Court Opinion

ID: 8810462
Source: CourtListenerOpinion
Date Created: 2022-11-26 15:01:40.980493+00
Date Added: 2024-06-11T17:04:16.219924
License: Public Domain

WARD, Circuit Judge
(dissenting). The relevant language of the agreement is that the Bosch Company shall “describe any starter or starters manufactured under the patents hereby agreed to be sold by the party of the first part in all of the advertisements and printed matter and on all the name plates or in any of the manners or styles of advertising, as the Rushmore starter or the Bosch-Rushmore starter or System Rushmore.” This provision applies naturally, and I think obviously, only to advertisements of the Rushmore starter. I can*469not construe it as requiring the Bosch Company to advertise the Rushmore starter in every advertisement it published of any of its various equipments. I think the Bosch Company did not obligate itself either to sell or to advertise the starter. It owned it, and might prefer to suppress it, or it might i>refer to sell it without advertising, and advertise better or more profitable starters. Unless under this contract complainant could compel the Bosch Company to advertise and sell his starter throughout the three years, he cannot complain of its not advertising it in the 932 advertisements in which it is not mentioned at all, because the company in those advertisements was advertising its own Bosch starter. For what the Marmon Company did in its catalogues the defendant is, as Judge Hand found, not liable, having merely sold the equipment to that company. But the 50 advertisements in which the defendant inserted the cut of the Rushmore starter, without giving any credit to Rushmore, are plain violations of the contract.

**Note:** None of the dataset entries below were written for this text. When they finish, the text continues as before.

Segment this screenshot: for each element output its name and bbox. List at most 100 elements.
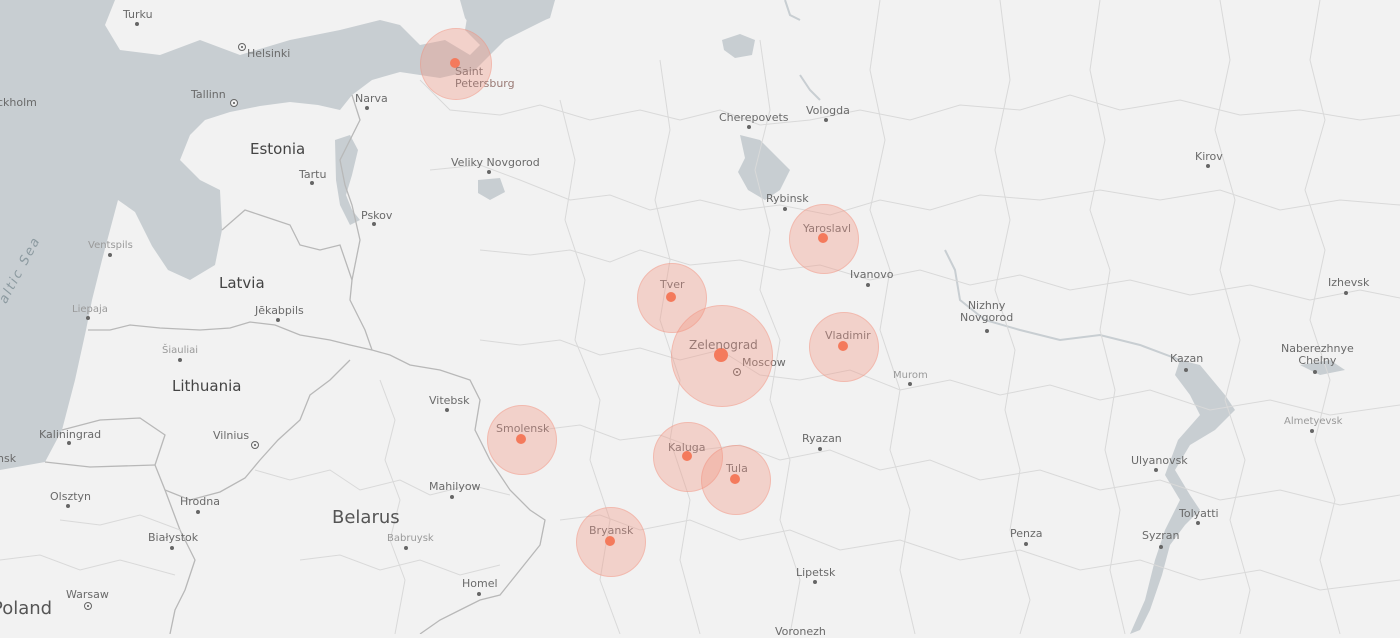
zelenograd-marker-bubble[interactable] <box>671 305 773 407</box>
jekabpils-city-dot <box>276 318 280 322</box>
lipetsk-label: Lipetsk <box>796 566 836 579</box>
naberezhnye-chelny-label: Naberezhnye Chelny <box>1281 342 1354 367</box>
minsk-label: nsk <box>0 452 17 465</box>
belarus-label: Belarus <box>332 507 400 528</box>
narva-label: Narva <box>355 92 388 105</box>
babruysk-label: Babruysk <box>387 533 434 544</box>
murom-city-dot <box>908 382 912 386</box>
country-borders <box>44 94 546 634</box>
cherepovets-label: Cherepovets <box>719 111 789 124</box>
tartu-city-dot <box>310 181 314 185</box>
siauliai-label: Šiauliai <box>162 345 199 356</box>
bialystok-label: Białystok <box>148 531 199 544</box>
warsaw-capital-icon <box>84 602 92 610</box>
ventspils-label: Ventspils <box>88 240 133 251</box>
bryansk-marker-dot[interactable] <box>605 536 615 546</box>
yaroslavl-marker-dot[interactable] <box>818 233 828 243</box>
tallinn-capital-icon <box>230 99 238 107</box>
veliky-novgorod-label: Veliky Novgorod <box>451 156 540 169</box>
ryazan-label: Ryazan <box>802 432 842 445</box>
olsztyn-label: Olsztyn <box>50 490 92 503</box>
siauliai-city-dot <box>178 358 182 362</box>
vitebsk-city-dot <box>445 408 449 412</box>
almetyevsk-city-dot <box>1310 429 1314 433</box>
lithuania-label: Lithuania <box>172 377 242 395</box>
homel-city-dot <box>477 592 481 596</box>
vitebsk-label: Vitebsk <box>429 394 470 407</box>
narva-city-dot <box>365 106 369 110</box>
tula-marker-label: Tula <box>726 462 748 475</box>
lipetsk-city-dot <box>813 580 817 584</box>
latvia-label: Latvia <box>219 274 265 292</box>
babruysk-city-dot <box>404 546 408 550</box>
naberezhnye-chelny-city-dot <box>1313 370 1317 374</box>
vladimir-marker-label: Vladimir <box>825 329 871 342</box>
saint-petersburg-marker-label: Saint Petersburg <box>455 65 515 90</box>
cherepovets-city-dot <box>747 125 751 129</box>
ivanovo-city-dot <box>866 283 870 287</box>
saint-petersburg-marker-dot[interactable] <box>450 58 460 68</box>
vologda-label: Vologda <box>806 104 850 117</box>
izhevsk-city-dot <box>1344 291 1348 295</box>
helsinki-capital-icon <box>238 43 246 51</box>
bryansk-marker-bubble[interactable] <box>576 507 646 577</box>
baltic-sea-water <box>0 0 555 470</box>
turku-label: Turku <box>123 8 153 21</box>
lake-ladoga <box>460 0 555 38</box>
nizhny-novgorod-label: Nizhny Novgorod <box>960 299 1014 324</box>
veliky-novgorod-city-dot <box>487 170 491 174</box>
stockholm-label: ckholm <box>0 96 37 109</box>
kazan-label: Kazan <box>1170 352 1204 365</box>
homel-label: Homel <box>462 577 498 590</box>
tver-marker-label: Tver <box>660 278 685 291</box>
ulyanovsk-city-dot <box>1154 468 1158 472</box>
bialystok-city-dot <box>170 546 174 550</box>
penza-city-dot <box>1024 542 1028 546</box>
izhevsk-label: Izhevsk <box>1328 276 1370 289</box>
kaluga-marker-dot[interactable] <box>682 451 692 461</box>
murom-label: Murom <box>893 370 928 381</box>
hrodna-city-dot <box>196 510 200 514</box>
kazan-city-dot <box>1184 368 1188 372</box>
ventspils-city-dot <box>108 253 112 257</box>
zelenograd-marker-dot[interactable] <box>714 348 728 362</box>
yaroslavl-marker-label: Yaroslavl <box>803 222 852 235</box>
kaluga-marker-label: Kaluga <box>668 441 706 454</box>
vologda-city-dot <box>824 118 828 122</box>
vladimir-marker-dot[interactable] <box>838 341 848 351</box>
vilnius-label: Vilnius <box>213 429 250 442</box>
syzran-label: Syzran <box>1142 529 1180 542</box>
tula-marker-dot[interactable] <box>730 474 740 484</box>
liepaja-city-dot <box>86 316 90 320</box>
poland-label: Poland <box>0 598 53 619</box>
nizhny-novgorod-city-dot <box>985 329 989 333</box>
ivanovo-label: Ivanovo <box>850 268 894 281</box>
kaliningrad-label: Kaliningrad <box>39 428 102 441</box>
kirov-label: Kirov <box>1195 150 1223 163</box>
vilnius-capital-icon <box>251 441 259 449</box>
liepaja-label: Liepaja <box>72 304 108 315</box>
hrodna-label: Hrodna <box>180 495 220 508</box>
rybinsk-label: Rybinsk <box>766 192 809 205</box>
estonia-label: Estonia <box>250 140 306 158</box>
syzran-city-dot <box>1159 545 1163 549</box>
mahilyow-city-dot <box>450 495 454 499</box>
warsaw-label: Warsaw <box>66 588 109 601</box>
kaliningrad-city-dot <box>67 441 71 445</box>
tolyatti-city-dot <box>1196 521 1200 525</box>
helsinki-label: Helsinki <box>247 47 291 60</box>
jekabpils-label: Jēkabpils <box>255 304 304 317</box>
ryazan-city-dot <box>818 447 822 451</box>
tolyatti-label: Tolyatti <box>1179 507 1219 520</box>
voronezh-label: Voronezh <box>775 625 826 638</box>
zelenograd-marker-label: Zelenograd <box>689 338 758 352</box>
tver-marker-dot[interactable] <box>666 292 676 302</box>
smolensk-marker-dot[interactable] <box>516 434 526 444</box>
tallinn-label: Tallinn <box>191 88 226 101</box>
rybinsk-reservoir <box>738 135 790 200</box>
penza-label: Penza <box>1010 527 1043 540</box>
pskov-city-dot <box>372 222 376 226</box>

Nor can I regard the payment of $100,000 as liquidated damages. It seems incredible to me that the parties could have; intended that sum to be paid in case of one or of a few violations of the contract or to make no distinction between a violation continued for three years and a violation continued for one week. Cases like Wood v. Niagara Falls Paper Co., 121 Fed. 818, 58 C. C. A. 256, which apportion the damages to the default, as, for instance, $50 a day for each day of delay, are plainly quite different. Furthermore, it is incredible to me that, if Rushmore was entitled to have his starter mentioned in all the defendant’s advertisements of every kind and shape, he made no complaint whatever during the three years throughout which it was hardly ever mentioned. This is strong evidence that he understood the contract to mean that he was to have credit for the starter only in advertisements in which it was mentioned.
I think the judgment should be reversed.